Sunday, September 20, 2009

Need Ups!

Nat, I know how much you love burpees so this WOD is for you. Please note: you will be doing jumping (vertical) burpees today instead of regular burpees... hence the name of the WOD. By the way, sorry I haven't been posting the warm ups but I haven't been going to the gym because of my injuries. You can always do the standard crossfit warm up which is:

Standard Crosfit Warm Up:
3 rounds of 10-15 reps of
:
  • Samson Stretch (do the Samson Stretch once each round for 15-30 seconds.

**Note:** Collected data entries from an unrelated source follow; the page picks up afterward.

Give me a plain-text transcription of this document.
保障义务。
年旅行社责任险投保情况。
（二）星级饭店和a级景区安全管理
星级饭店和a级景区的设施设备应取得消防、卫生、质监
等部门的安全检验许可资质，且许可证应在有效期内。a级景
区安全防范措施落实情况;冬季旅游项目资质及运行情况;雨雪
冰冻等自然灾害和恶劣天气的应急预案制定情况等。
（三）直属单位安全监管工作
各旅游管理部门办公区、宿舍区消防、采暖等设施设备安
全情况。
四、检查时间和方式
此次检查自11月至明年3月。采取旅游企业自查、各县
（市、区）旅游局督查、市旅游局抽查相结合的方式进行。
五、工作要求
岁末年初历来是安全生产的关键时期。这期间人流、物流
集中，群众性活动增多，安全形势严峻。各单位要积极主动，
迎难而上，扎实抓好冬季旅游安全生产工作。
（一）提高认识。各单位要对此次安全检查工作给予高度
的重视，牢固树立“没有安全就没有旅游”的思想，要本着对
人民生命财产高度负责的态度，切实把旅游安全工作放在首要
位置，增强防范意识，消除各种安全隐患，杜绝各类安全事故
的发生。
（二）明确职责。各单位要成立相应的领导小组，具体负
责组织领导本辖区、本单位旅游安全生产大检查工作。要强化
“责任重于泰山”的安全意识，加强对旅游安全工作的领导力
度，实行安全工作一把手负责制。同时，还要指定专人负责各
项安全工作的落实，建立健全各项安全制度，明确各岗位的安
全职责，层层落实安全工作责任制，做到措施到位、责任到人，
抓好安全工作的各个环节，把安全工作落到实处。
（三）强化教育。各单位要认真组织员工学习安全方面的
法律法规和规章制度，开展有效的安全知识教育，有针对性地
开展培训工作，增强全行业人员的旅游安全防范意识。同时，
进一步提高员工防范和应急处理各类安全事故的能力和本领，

Explanation is below)
  • Overhead Squat with broomstick
  • Sit-up
  • Back-extension (If you don't have access to a back extension machine I would recommend doing dead-lifts with just the bar or a broom stick to warm up your back.)
  • Pull-up
  • Dip
Note that for a workout that's dip or pullup-centric, you might want to do something else in the warmup. If you don't have bars for dips use a bench or coffee table. Turn your back to the table, hold the edge and extend your legs out in front of you.

To perform the samson stretch you interlace your fingers and raise them overhead so your palms are facing the ceiling, lifting with your shoulders. Your legs are in a lunge position with the rear leg's knee touching the ground. Stretch your hands up, and stretch/sink into the lunge.

This warm up can be found at www.crossfit.com under FAQ's.

WOD

Six rounds for time:

  • Run 400 meters
  • 25 jumping burpees

Place a bar or an object that is a between 1-2 feet above your reach. That will be your target when doing the jumping burpees.